Business Units leverage for secure, performant, and compliant enterprise solutions, including core operational needs in After Sales, Manufacturing, and Central Finance. Development Teams utilize for rapid innovation and strategic initiatives, supported by comprehensive SAP BTP development capabilities and architectural guidance. Ford Enterprise relies on for the foundational stability and governance of its corporate backbone, ensuring efficient and effective operations globally.

In this capacity, we provide essential SAP platform services, including SAP BASIS administration, comprehensive security management, expert architectural leadership, SAP BTP development support, and robust governance frameworks.

 

Job Description –

We are currently looking to expand our team with a highly skilled Senior SAP BTP Security & Identity Management Specialist to lead and support our cloud-first security initiatives, with a strong focus on SAP Business Technology Platform (BTP), Identity Authentication Service (IAS), and Identity Access Governance (IAG).

Required Skills & Qualifications –

A degree in Computer Science, Information Security, or a closely related discipline.  Minimum of 8 years of SAP Security experience, with at least 2 years focused on SAP cloud security solutions.  Extensive hands-on experience with SAP Business Technology Platform (BTP) security setup, administration, and best practices.  Proven expertise in implementing, configuring, and managing SAP Identity Authentication Service (IAS).  Demonstrated experience with the implementation and ongoing management of SAP Identity Access Governance (IAG).  Strong understanding of cloud security principles and architecture.  Experience with identity federation protocols such as SAML 2.0, OAuth 2.0, and OpenID Connect.  Familiarity with SAP S/4HANA security concepts and integration points with cloud identity solutions.  Ability to design and implement robust authorization models for cloud applications.  Proficient in troubleshooting complex identity and access management issues in cloud environments.

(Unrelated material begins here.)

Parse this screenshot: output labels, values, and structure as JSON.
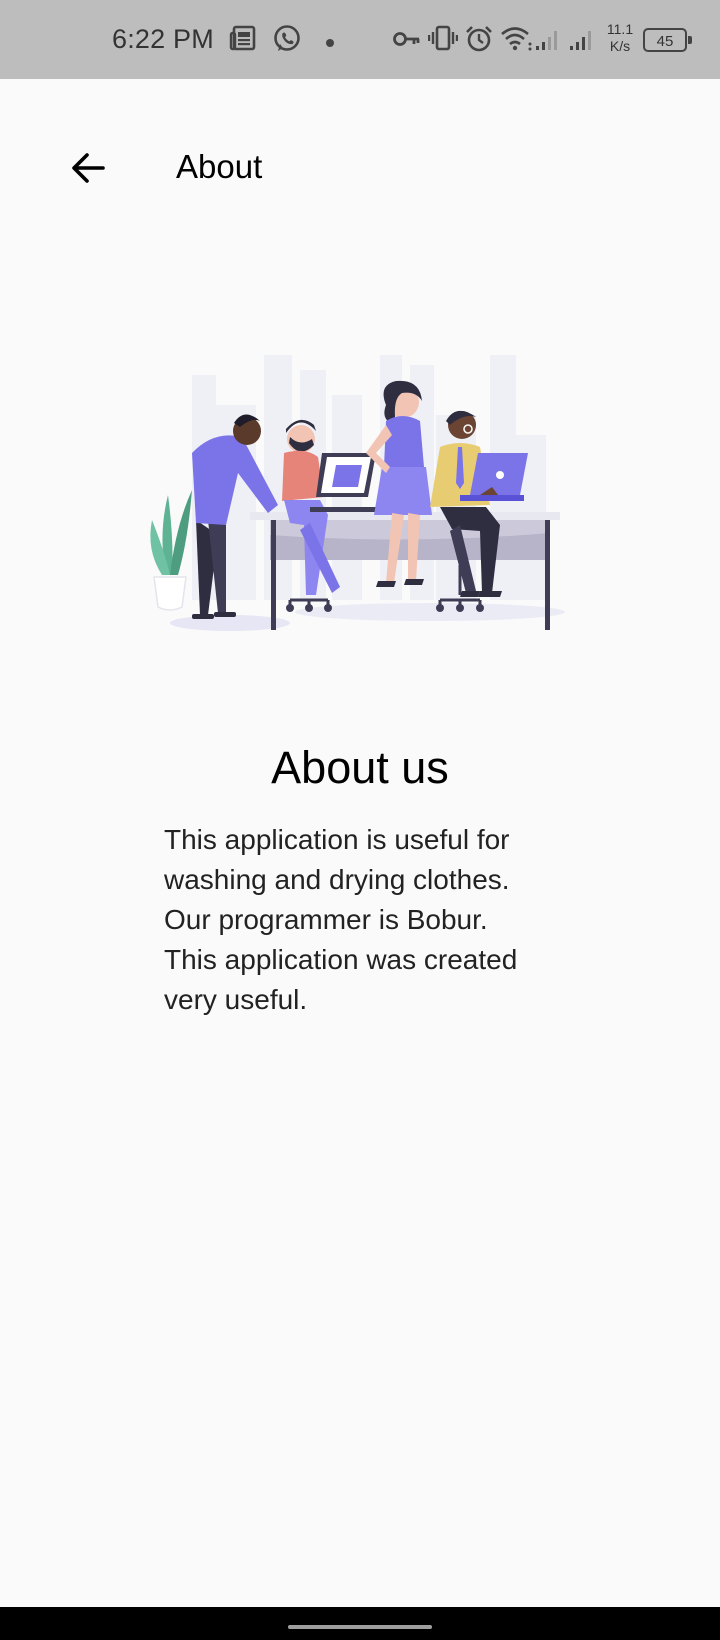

Preferred Qualifications –

At least a bachelor’s degree in a relevant field. Experience with other enterprise identity providers (e.g., Azure AD, Okta) and their integration with SAP solutions. Knowledge of API security and microservices security within a cloud-native context.  Familiarity with DevOps security practices and security automation.  Strong understanding of audit and compliance requirements for cloud security.  Excellent analytical, problem-solving, and debugging skills.  Ability to work collaboratively across various teams and stakeholders.  Exceptional communication and interpersonal skills, capable of explaining complex security concepts to technical and non-technical audiences.  Fluent in spoken and written English.Experience with other security domains (e.g., identity and access management, data privacy, cyber security frameworks).  Relevant SAP Security certifications (e.g., CCSK, CCSP) or SAP BTP/IAM (e.g., SAP Certified Technology Associate - SAP Cloud Platform) – Nice to have.

About the Role –

As a Senior SAP BTP Security & Identity Management Specialist, you will be a pivotal member of the Ford PS&L SAP Platform services PDO. You will be instrumental in designing, implementing, and maintaining secure access and identity solutions across our SAP cloud landscape, particularly within SAP BTP. This role requires deep hands-on expertise in configuring and managing SAP IAS for central authentication and federation, implementing SAP IAG for unified access governance, and securing BTP services and applications. You will ensure that our cloud security architecture aligns with Ford's compliance standards and best practices, enabling agile development and secure operations in the cloud.

 

Key Responsibilities –

Design, implement, and maintain security solutions within SAP Business Technology Platform (BTP), including subaccount security, instance-based authorizations, and principal propagation.  Configure and manage SAP Identity Authentication Service (IAS) for central user authentication, single sign-on (SSO), multi-factor authentication (MFA), and identity federation for BTP applications and other cloud services.  Implement and administer SAP Identity Access Governance (IAG) for streamlined identity lifecycle management, access request workflows, access risk analysis, and role management across hybrid SAP landscapes (on-premise and cloud).  Integrate BTP applications and services with IAS and IAG for comprehensive identity and access management.  Define and manage BTP role collections, authorizations, and trust configurations to secure access to BTP applications and services.  Collaborate with BTP application development teams to embed security best practices early in the development lifecycle and ensure secure deployment.  Troubleshoot complex identity and access issues across IAS, IAG, BTP, and integrated systems.  Provide expertise in BTP authorization concepts, including role-based access control (RBAC) and attribute-based access control (ABAC) where applicable.  Stay current with SAP BTP security innovations, best practices, and evolving cloud security standards.  Contribute to the development and enforcement of security policies and procedures for cloud environments.  Integration of authorization concepts between S4 HANA and BTP.